路走了一大半了,棉鞋也湿了,袜子黏黏的。家的样子清晰了,老远处还能听到狗叫的声音,看到烟囱里的寥寥炊烟,和村里哪个妇人喊孩子的声音。还年幼的时候,经常和一大群孩子玩,这声音中经常充斥着她的名字。印象中最深的是夏季的一个夜晚,和一个大哥哥一起玩,他出了一个注意,敲人家的门吓唬吓唬别人,第一次是她去敲的,等到别人问是谁的时候不说话,没人讲话了,第二次是这个大哥哥去敲门,来来回回三次,就听见屋子里人开始骂了,然后躲到墙角,依旧不作声,骂人的人也心里寒颤起来,打开门看看赶快关门,然后他们捂着嘴咯咯的笑起来了,第二天就听说那户人家在问是谁家孩子干的,估计当时听到他们的笑声了。
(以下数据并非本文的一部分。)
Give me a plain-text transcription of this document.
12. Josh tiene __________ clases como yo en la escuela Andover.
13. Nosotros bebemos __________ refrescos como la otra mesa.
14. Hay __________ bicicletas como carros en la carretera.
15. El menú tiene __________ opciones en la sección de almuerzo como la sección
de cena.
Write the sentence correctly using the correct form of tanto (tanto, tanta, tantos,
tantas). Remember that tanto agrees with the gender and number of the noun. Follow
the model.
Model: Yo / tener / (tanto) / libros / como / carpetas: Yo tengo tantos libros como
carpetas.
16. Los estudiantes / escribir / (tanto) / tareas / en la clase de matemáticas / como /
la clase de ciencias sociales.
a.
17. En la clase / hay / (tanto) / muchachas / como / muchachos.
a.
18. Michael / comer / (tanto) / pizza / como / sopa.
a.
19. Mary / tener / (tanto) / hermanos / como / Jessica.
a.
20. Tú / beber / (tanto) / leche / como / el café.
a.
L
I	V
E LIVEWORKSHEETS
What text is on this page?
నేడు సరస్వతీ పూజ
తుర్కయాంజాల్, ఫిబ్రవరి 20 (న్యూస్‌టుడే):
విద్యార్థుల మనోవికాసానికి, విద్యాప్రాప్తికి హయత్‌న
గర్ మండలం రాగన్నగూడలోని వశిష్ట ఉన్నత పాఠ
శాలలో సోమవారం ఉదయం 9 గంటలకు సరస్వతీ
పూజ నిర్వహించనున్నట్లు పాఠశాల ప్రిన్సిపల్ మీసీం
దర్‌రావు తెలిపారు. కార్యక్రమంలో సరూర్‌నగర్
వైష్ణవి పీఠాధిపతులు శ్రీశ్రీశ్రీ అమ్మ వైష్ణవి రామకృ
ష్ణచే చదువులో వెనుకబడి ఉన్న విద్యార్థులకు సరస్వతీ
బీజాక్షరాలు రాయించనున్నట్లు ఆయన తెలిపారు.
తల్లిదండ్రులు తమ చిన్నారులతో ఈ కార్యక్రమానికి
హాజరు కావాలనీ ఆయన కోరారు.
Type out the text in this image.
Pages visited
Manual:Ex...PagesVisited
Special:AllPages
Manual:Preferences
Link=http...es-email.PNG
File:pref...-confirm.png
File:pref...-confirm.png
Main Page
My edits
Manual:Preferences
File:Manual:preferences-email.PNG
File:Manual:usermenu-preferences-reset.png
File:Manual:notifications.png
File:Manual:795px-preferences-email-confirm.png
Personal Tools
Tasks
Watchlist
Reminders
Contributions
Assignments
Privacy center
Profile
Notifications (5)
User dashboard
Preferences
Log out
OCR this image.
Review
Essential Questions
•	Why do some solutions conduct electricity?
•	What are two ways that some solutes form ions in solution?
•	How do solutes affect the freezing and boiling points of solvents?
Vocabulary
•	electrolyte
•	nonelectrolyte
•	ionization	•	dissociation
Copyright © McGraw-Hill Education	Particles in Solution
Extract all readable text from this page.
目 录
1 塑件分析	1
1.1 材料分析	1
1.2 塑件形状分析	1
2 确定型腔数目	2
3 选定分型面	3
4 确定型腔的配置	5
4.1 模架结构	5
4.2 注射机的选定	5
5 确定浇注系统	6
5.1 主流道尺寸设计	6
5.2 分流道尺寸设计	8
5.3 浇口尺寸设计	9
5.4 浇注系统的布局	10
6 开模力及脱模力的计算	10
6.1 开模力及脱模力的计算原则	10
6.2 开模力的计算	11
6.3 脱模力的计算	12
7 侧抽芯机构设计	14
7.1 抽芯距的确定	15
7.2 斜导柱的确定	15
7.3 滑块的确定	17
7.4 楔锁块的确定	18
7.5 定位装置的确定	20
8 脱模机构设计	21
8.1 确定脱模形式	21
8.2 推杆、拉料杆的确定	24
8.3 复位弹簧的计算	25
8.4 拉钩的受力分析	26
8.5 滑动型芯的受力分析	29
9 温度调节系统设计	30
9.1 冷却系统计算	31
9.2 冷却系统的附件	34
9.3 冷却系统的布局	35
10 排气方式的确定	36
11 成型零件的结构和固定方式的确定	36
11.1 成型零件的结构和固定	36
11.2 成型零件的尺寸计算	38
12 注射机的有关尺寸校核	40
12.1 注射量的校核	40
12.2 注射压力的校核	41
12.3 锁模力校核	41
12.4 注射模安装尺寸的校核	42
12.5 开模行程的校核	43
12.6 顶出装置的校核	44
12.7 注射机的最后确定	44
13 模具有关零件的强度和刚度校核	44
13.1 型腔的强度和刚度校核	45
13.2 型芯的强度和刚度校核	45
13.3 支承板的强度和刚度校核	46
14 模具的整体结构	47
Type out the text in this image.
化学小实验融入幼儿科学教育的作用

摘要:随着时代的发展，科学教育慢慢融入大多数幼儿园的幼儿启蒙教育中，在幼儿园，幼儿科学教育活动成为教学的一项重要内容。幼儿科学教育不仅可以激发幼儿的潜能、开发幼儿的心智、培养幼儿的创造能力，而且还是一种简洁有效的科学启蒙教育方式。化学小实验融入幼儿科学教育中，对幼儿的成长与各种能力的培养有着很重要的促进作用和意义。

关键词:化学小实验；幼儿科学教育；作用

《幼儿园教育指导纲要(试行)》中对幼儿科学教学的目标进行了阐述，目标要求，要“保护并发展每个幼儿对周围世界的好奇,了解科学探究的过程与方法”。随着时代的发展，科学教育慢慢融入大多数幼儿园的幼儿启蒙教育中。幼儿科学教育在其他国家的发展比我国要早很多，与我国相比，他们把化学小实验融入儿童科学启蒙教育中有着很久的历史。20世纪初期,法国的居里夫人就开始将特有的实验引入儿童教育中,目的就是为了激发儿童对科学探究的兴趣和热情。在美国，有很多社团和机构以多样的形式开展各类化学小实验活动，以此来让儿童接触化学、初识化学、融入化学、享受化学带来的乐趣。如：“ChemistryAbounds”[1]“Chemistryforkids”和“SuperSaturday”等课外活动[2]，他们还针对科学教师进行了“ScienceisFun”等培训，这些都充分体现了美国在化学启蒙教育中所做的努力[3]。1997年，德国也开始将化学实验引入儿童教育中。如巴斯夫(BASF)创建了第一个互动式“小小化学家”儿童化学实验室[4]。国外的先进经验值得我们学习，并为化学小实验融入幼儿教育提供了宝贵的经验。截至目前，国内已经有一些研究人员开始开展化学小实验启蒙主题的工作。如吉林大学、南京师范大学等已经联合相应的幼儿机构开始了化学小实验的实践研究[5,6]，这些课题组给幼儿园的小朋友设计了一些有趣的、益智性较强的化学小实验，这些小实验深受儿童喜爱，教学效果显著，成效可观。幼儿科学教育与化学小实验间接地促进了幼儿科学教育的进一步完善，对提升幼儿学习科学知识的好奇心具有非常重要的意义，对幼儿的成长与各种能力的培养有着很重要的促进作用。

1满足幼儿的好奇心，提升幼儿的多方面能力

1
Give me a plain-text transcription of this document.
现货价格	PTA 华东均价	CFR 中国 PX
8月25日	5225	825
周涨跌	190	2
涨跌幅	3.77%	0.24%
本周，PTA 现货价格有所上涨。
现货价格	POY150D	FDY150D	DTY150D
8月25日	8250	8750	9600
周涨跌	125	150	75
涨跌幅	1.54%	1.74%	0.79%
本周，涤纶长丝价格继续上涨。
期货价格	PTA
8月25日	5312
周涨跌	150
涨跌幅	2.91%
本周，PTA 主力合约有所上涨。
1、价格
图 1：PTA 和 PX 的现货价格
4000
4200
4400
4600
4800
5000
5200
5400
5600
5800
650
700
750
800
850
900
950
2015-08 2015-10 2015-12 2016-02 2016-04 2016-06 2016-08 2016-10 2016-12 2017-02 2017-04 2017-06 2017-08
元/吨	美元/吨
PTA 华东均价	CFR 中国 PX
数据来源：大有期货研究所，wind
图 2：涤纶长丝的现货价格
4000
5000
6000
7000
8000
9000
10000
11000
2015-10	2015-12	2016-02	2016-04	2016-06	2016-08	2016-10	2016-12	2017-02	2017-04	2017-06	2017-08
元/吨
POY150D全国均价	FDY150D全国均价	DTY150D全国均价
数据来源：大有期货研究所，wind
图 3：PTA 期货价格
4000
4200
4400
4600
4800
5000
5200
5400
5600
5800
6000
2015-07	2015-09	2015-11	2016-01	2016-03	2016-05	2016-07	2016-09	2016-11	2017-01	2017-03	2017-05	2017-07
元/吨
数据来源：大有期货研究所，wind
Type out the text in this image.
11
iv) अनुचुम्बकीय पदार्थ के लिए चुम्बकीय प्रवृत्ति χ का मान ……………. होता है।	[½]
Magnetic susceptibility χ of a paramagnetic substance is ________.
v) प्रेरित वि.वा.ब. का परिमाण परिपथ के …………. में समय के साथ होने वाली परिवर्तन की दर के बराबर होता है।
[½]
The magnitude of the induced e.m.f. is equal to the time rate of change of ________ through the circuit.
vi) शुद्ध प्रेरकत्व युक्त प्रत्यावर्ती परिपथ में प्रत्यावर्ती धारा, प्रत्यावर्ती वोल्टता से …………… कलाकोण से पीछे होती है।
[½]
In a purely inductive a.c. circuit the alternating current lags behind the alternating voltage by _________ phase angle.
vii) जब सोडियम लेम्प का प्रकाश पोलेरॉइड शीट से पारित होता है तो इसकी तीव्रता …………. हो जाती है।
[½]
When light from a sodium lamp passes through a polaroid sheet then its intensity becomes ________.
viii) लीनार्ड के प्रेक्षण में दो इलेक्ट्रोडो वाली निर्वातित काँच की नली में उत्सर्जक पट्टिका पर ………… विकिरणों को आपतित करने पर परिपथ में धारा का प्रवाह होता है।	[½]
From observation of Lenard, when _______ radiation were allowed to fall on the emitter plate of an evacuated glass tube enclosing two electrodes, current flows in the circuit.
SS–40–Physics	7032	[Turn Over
村中的那头远远地飘来她的名字......夏天的夜深而不寂寞。

      积雪已经很厚了,一脚下去就是深深的脚印,她怕鞋子湿的厉害,也怕踩到水坑,踩在人家有脚印的印子上走,虽然家就在不远的地方,但是步子越来越慢了。夜色渐渐沉了,冬天的夜来的早很多。停了下来,她愣愣看着远处这个家,如此熟悉且十分陌生。还需要继续往前吗?如果不继续又能去哪里?

      鞋底已经湿透,快到村口了......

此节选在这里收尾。